To be treated as Qualified Higher Education Expenses, computers, hardware, software, and internet access and related services must be used primarily by the Beneficiary while enrolled at an Eligible Educational Institution. Qualified Higher Education Expenses do not include expenses for computer software designed for sports, games, or hobbies unless the software is predominantly educational in nature.
Federal tax treatment of 529 plan qualified higher education expenses or QHEEs includes the repayment of up to $10,000 (including principal and interest) on any qualified education loan of either a 529 plan designated beneficiary or a sibling of the designated beneficiary. To be a qualified expense, the loan repayment amount for an individual is subject to a lifetime limit of $10,000.
Please see the state tax treatment of withdrawals used toward student loan repayment here.
A non-qualified withdrawal is any withdrawal that does not meet the requirements of being: (1) a qualified withdrawal; (2) a taxable withdrawal; or (3) a rollover.
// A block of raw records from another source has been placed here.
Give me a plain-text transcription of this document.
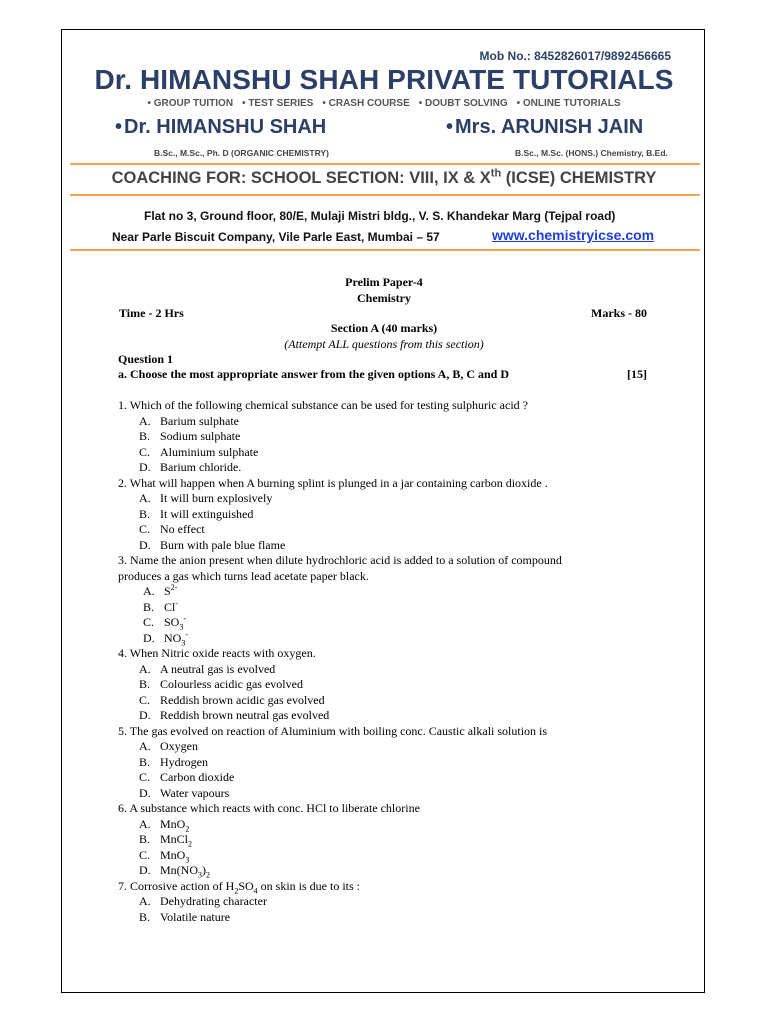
Mob No.: 8452826017/9892456665
Dr. HIMANSHU SHAH PRIVATE TUTORIALS
• GROUP TUITION	• TEST SERIES	• CRASH COURSE	• DOUBT SOLVING	• ONLINE TUTORIALS
• Dr. HIMANSHU SHAH	• Mrs. ARUNISH JAIN
B.Sc., M.Sc., Ph. D (ORGANIC CHEMISTRY)	B.Sc., M.Sc. (HONS.) Chemistry, B.Ed.
COACHING FOR: SCHOOL SECTION: VIII, IX & Xth (ICSE) CHEMISTRY
Flat no 3, Ground floor, 80/E, Mulaji Mistri bldg., V. S. Khandekar Marg (Tejpal road)
Near Parle Biscuit Company, Vile Parle East, Mumbai – 57	www.chemistryicse.com
Prelim Paper-4
Chemistry
Time - 2 Hrs	Marks - 80
Section A (40 marks)
(Attempt ALL questions from this section)
Question 1
a. Choose the most appropriate answer from the given options A, B, C and D	[15]
1. Which of the following chemical substance can be used for testing sulphuric acid ?
A. Barium sulphate
B. Sodium sulphate
C. Aluminium sulphate
D. Barium chloride.
2. What will happen when A burning splint is plunged in a jar containing carbon dioxide .
A. It will burn explosively
B. It will extinguished
C. No effect
D. Burn with pale blue flame
3. Name the anion present when dilute hydrochloric acid is added to a solution of compound
produces a gas which turns lead acetate paper black.
A. $S^{2-}$
B. Cl-
C. $SO_3^-$
D. $NO_3^-$
4. When Nitric oxide reacts with oxygen.
A. A neutral gas is evolved
B. Colourless acidic gas evolved
C. Reddish brown acidic gas evolved
D. Reddish brown neutral gas evolved
5. The gas evolved on reaction of Aluminium with boiling conc. Caustic alkali solution is
A. Oxygen
B. Hydrogen
C. Carbon dioxide
D. Water vapours
6. A substance which reacts with conc. HCl to liberate chlorine
A. MnO$_2$
B. MnCl$_2$
C. MnO$_3$
D. $Mn(NO_3)_2$
7. Corrosive action of $H_2SO_4$ on skin is due to its :
A. Dehydrating character
B. Volatile nature
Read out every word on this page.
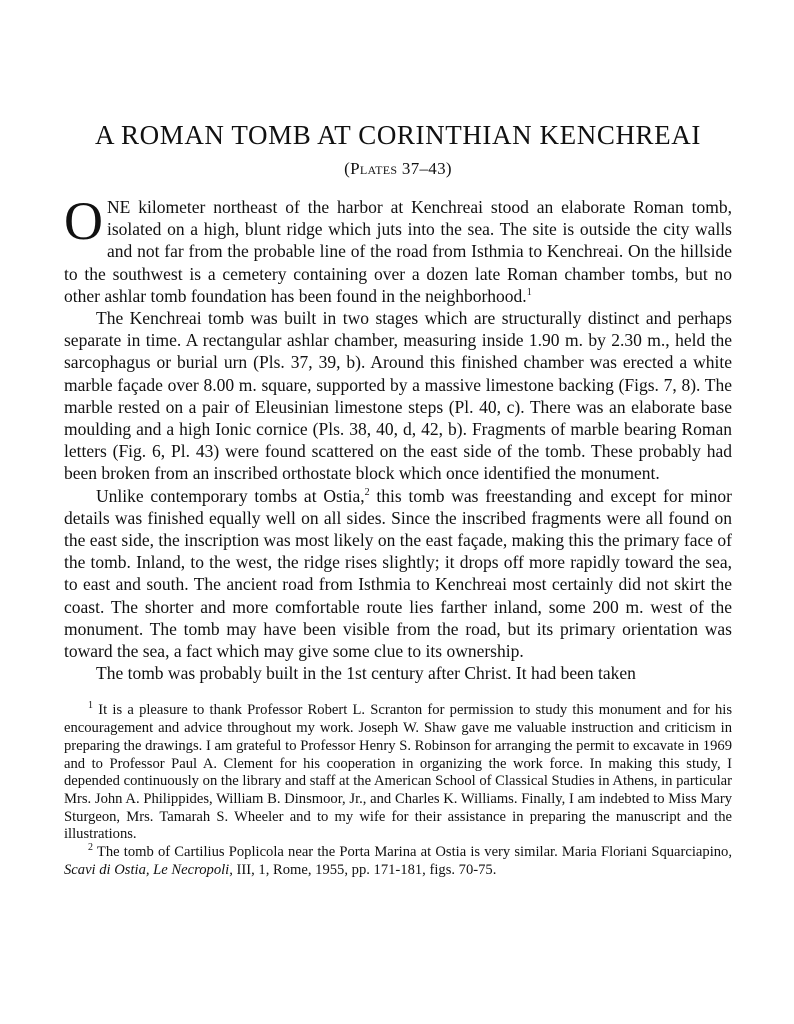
A ROMAN TOMB AT CORINTHIAN KENCHREAI
(Plates 37–43)

ONE kilometer northeast of the harbor at Kenchreai stood an elaborate Roman tomb, isolated on a high, blunt ridge which juts into the sea. The site is outside the city walls and not far from the probable line of the road from Isthmia to Kenchreai. On the hillside to the southwest is a cemetery containing over a dozen late Roman chamber tombs, but no other ashlar tomb foundation has been found in the neighborhood.$^1$

The Kenchreai tomb was built in two stages which are structurally distinct and perhaps separate in time. A rectangular ashlar chamber, measuring inside 1.90 m. by 2.30 m., held the sarcophagus or burial urn (Pls. 37, 39, b). Around this finished chamber was erected a white marble façade over 8.00 m. square, supported by a massive limestone backing (Figs. 7, 8). The marble rested on a pair of Eleusinian limestone steps (Pl. 40, c). There was an elaborate base moulding and a high Ionic cornice (Pls. 38, 40, d, 42, b). Fragments of marble bearing Roman letters (Fig. 6, Pl. 43) were found scattered on the east side of the tomb. These probably had been broken from an inscribed orthostate block which once identified the monument.

Unlike contemporary tombs at Ostia,$^2$ this tomb was freestanding and except for minor details was finished equally well on all sides. Since the inscribed fragments were all found on the east side, the inscription was most likely on the east façade, making this the primary face of the tomb. Inland, to the west, the ridge rises slightly; it drops off more rapidly toward the sea, to east and south. The ancient road from Isthmia to Kenchreai most certainly did not skirt the coast. The shorter and more comfortable route lies farther inland, some 200 m. west of the monument. The tomb may have been visible from the road, but its primary orientation was toward the sea, a fact which may give some clue to its ownership.

The tomb was probably built in the 1st century after Christ. It had been taken

$^1$ It is a pleasure to thank Professor Robert L. Scranton for permission to study this monument and for his encouragement and advice throughout my work. Joseph W. Shaw gave me valuable instruction and criticism in preparing the drawings. I am grateful to Professor Henry S. Robinson for arranging the permit to excavate in 1969 and to Professor Paul A. Clement for his cooperation in organizing the work force. In making this study, I depended continuously on the library and staff at the American School of Classical Studies in Athens, in particular Mrs. John A. Philippides, William B. Dinsmoor, Jr., and Charles K. Williams. Finally, I am indebted to Miss Mary Sturgeon, Mrs. Tamarah S. Wheeler and to my wife for their assistance in preparing the manuscript and the illustrations.

$^2$ The tomb of Cartilius Poplicola near the Porta Marina at Ostia is very similar. Maria Floriani Squarciapino, Scavi di Ostia, Le Necropoli, III, 1, Rome, 1955, pp. 171-181, figs. 70-75.
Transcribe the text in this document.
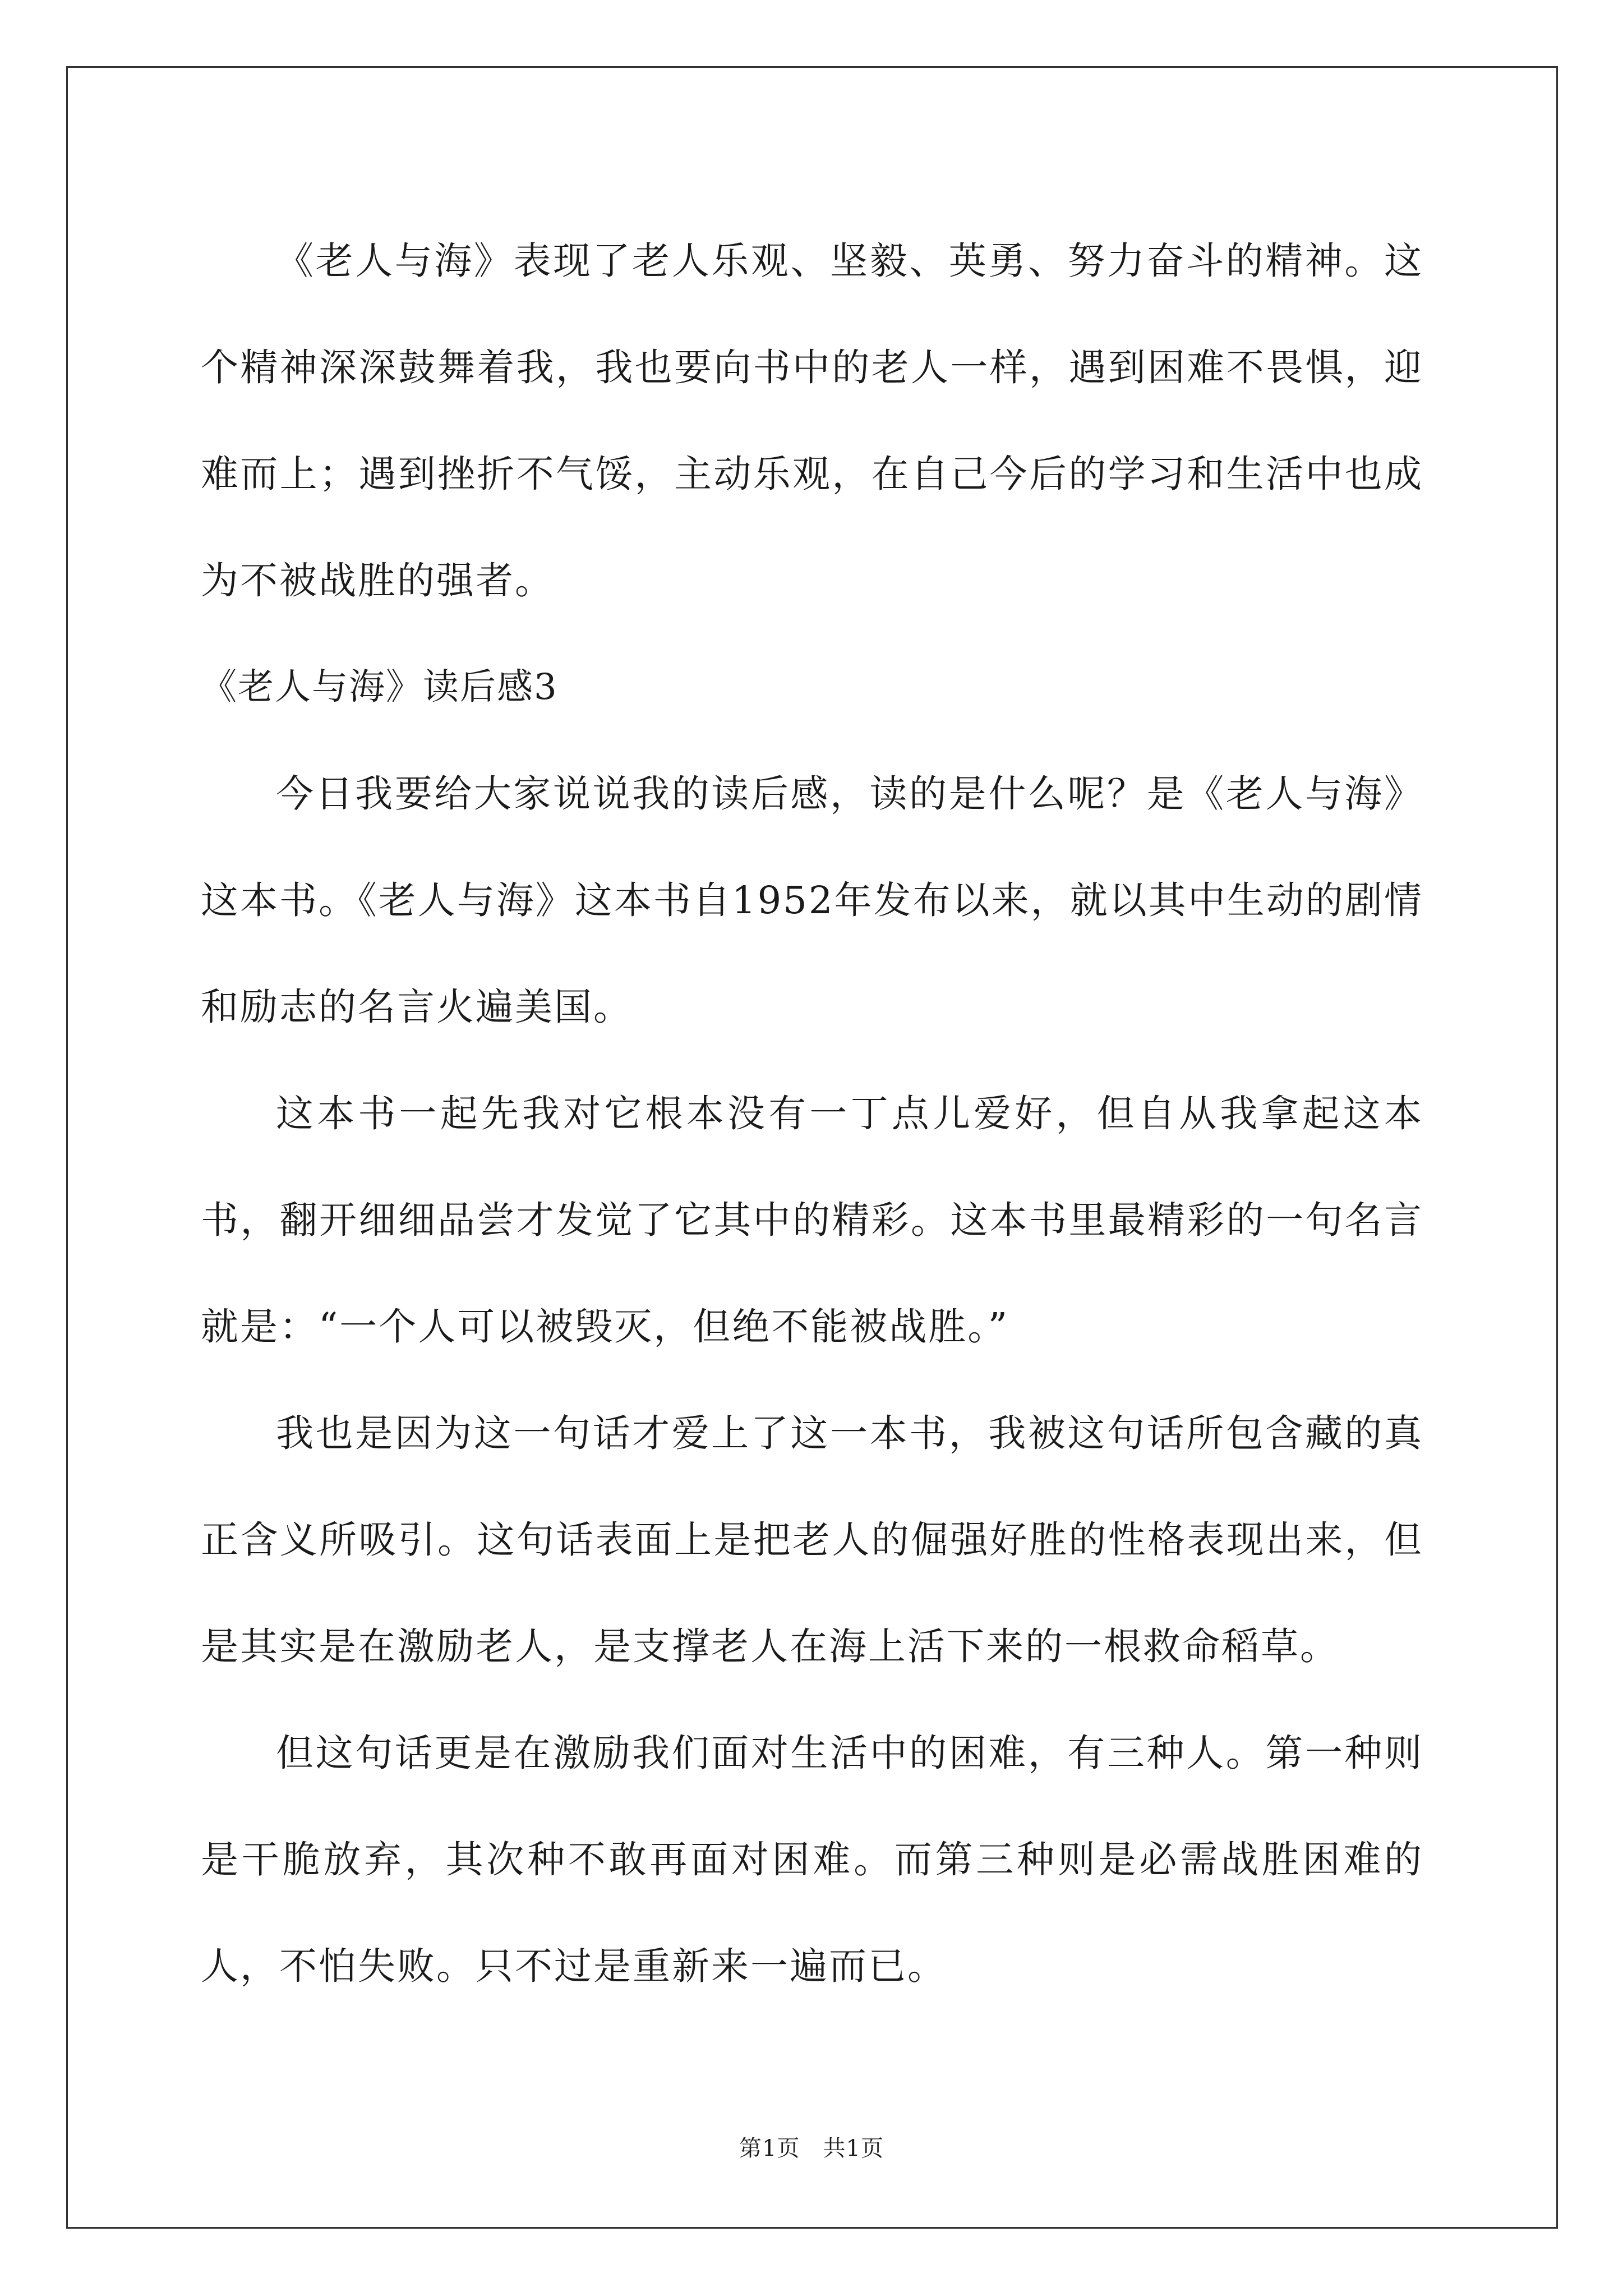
《老人与海》表现了老人乐观、坚毅、英勇、努力奋斗的精神。这个精神深深鼓舞着我，我也要向书中的老人一样，遇到困难不畏惧，迎难而上；遇到挫折不气馁，主动乐观，在自己今后的学习和生活中也成为不被战胜的强者。

《老人与海》读后感3

今日我要给大家说说我的读后感，读的是什么呢？是《老人与海》这本书。《老人与海》这本书自1952年发布以来，就以其中生动的剧情和励志的名言火遍美国。

这本书一起先我对它根本没有一丁点儿爱好，但自从我拿起这本书，翻开细细品尝才发觉了它其中的精彩。这本书里最精彩的一句名言就是：“一个人可以被毁灭，但绝不能被战胜。”

我也是因为这一句话才爱上了这一本书，我被这句话所包含藏的真正含义所吸引。这句话表面上是把老人的倔强好胜的性格表现出来，但是其实是在激励老人，是支撑老人在海上活下来的一根救命稻草。

但这句话更是在激励我们面对生活中的困难，有三种人。第一种则是干脆放弃，其次种不敢再面对困难。而第三种则是必需战胜困难的人，不怕失败。只不过是重新来一遍而已。

第1页　共1页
The earnings portion of a non-qualified withdrawal is subject to state and federal income taxation, and the 10% additional federal tax on earnings (the "Additional Tax"). See the Plan Information and Details section for more info.
A taxable withdrawal that is not subject to the 10% additional federal tax on earnings (the "Additional Tax") is a withdrawal from your account that is: (1) paid to a beneficiary of, or the estate of, the Beneficiary on or after the beneficiary's death; (2) attributable to the permanent disability of the beneficiary; (3) made on account of the receipt by the Beneficiary of a scholarship award or veterans' or other nontaxable educational assistance (other than gifts or inheritances), but only to the extent of such scholarship or assistance; (4) made on account of the beneficiary's attendance at a military academy, but only to the extent of the costs of education attributable to such attendance; or (5) equal to the amount of the beneficiary's relevant Qualified Higher Education Expenses that are taken into account in determining the beneficiary's American Opportunity Credit or Lifetime Learning Credit.
The earnings portion of a taxable withdrawal is subject to federal income tax but not to the Additional Tax.